Data about anticoagulation in pulmonary arterial hypertension (PAH) patients are inconsistent. The objective of this study was to examine the impact of adjunctive oral anticoagulants in patients with PAH through meta-analysis, and to further assess whether response differs by PAH subtype.

Methods and Results

Cochrane CENTRAL, Medline, and Scopus databases were searched for randomized or nonrandomized studies that assessed the association between anticoagulation and outcomes in patients with PAH. Hazard ratios (HRs) for mortality were pooled using the random effects model. Subgroup analyses were performed for type of PAH and study design. Twelve nonrandomized studies, at moderate risk of bias, were included. These consisted of 2512 patients (1342 receiving anticoagulation and 1170 controls).
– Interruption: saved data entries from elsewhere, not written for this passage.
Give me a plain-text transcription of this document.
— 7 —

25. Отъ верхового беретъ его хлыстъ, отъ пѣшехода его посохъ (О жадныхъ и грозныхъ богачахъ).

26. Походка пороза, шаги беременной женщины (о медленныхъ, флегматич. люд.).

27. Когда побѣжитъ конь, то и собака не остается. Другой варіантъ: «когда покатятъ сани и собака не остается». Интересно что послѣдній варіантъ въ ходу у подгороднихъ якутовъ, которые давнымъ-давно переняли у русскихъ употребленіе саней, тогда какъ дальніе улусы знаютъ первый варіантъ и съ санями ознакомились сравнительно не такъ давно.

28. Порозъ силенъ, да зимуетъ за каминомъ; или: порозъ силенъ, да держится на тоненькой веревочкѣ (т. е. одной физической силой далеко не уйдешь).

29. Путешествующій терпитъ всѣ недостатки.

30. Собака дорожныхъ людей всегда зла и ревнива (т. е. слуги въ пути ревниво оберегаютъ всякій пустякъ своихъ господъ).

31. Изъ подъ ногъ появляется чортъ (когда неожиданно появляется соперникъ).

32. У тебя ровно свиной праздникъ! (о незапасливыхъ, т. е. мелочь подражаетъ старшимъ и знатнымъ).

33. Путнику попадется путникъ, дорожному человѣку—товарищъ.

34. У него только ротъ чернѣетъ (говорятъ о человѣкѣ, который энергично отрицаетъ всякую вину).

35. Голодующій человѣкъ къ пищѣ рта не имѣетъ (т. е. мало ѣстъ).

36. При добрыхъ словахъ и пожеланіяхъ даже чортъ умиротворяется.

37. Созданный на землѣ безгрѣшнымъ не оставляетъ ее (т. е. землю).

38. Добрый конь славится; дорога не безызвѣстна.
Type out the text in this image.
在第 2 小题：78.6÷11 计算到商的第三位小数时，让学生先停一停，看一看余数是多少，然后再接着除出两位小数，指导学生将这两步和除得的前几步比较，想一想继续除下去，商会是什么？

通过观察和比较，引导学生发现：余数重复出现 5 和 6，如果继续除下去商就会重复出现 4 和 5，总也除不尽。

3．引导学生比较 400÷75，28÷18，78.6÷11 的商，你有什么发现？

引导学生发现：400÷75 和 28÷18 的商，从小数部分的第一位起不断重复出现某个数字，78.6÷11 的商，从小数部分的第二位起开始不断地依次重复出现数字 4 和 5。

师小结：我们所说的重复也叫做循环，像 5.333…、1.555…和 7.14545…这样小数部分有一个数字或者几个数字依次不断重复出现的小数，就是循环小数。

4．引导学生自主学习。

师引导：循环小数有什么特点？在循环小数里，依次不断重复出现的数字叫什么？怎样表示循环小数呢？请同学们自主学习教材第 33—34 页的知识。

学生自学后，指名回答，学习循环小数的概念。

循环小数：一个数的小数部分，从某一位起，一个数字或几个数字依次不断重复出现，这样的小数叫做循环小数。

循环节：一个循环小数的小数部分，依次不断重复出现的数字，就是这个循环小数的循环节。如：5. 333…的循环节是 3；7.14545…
Anticoagulation significantly reduced mortality in the overall PAH cohort (HR, 0.73 [0.57, 0.93]; P=0.001; I2=64%). On subgroup analysis, a significant mortality reduction was seen in idiopathic PAH patients (HR, 0.73 [0.56, 0.95]; P=0.02; I2=46%), whereas no significant difference was observed in connective tissue disease–related PAH (HR, 1.16 [0.58, 2.32]; P=0.67; I2=71%). Sensitivity analysis specific to scleroderma-associated PAH demonstrated a significant increase in mortality with anticoagulant use (HR, 1.58 [1.08, 2.31]; P=0.02; I2=9%).

Conclusions

This meta-analysis shows that use of anticoagulation may improve survival in idiopathic PAH patients, while increasing mortality when used in scleroderma-associated-PAH patients. Currently, no randomized clinical trials have been published, and until randomized data are available, anticoagulant use in PAH should be tailored to PAH subtype.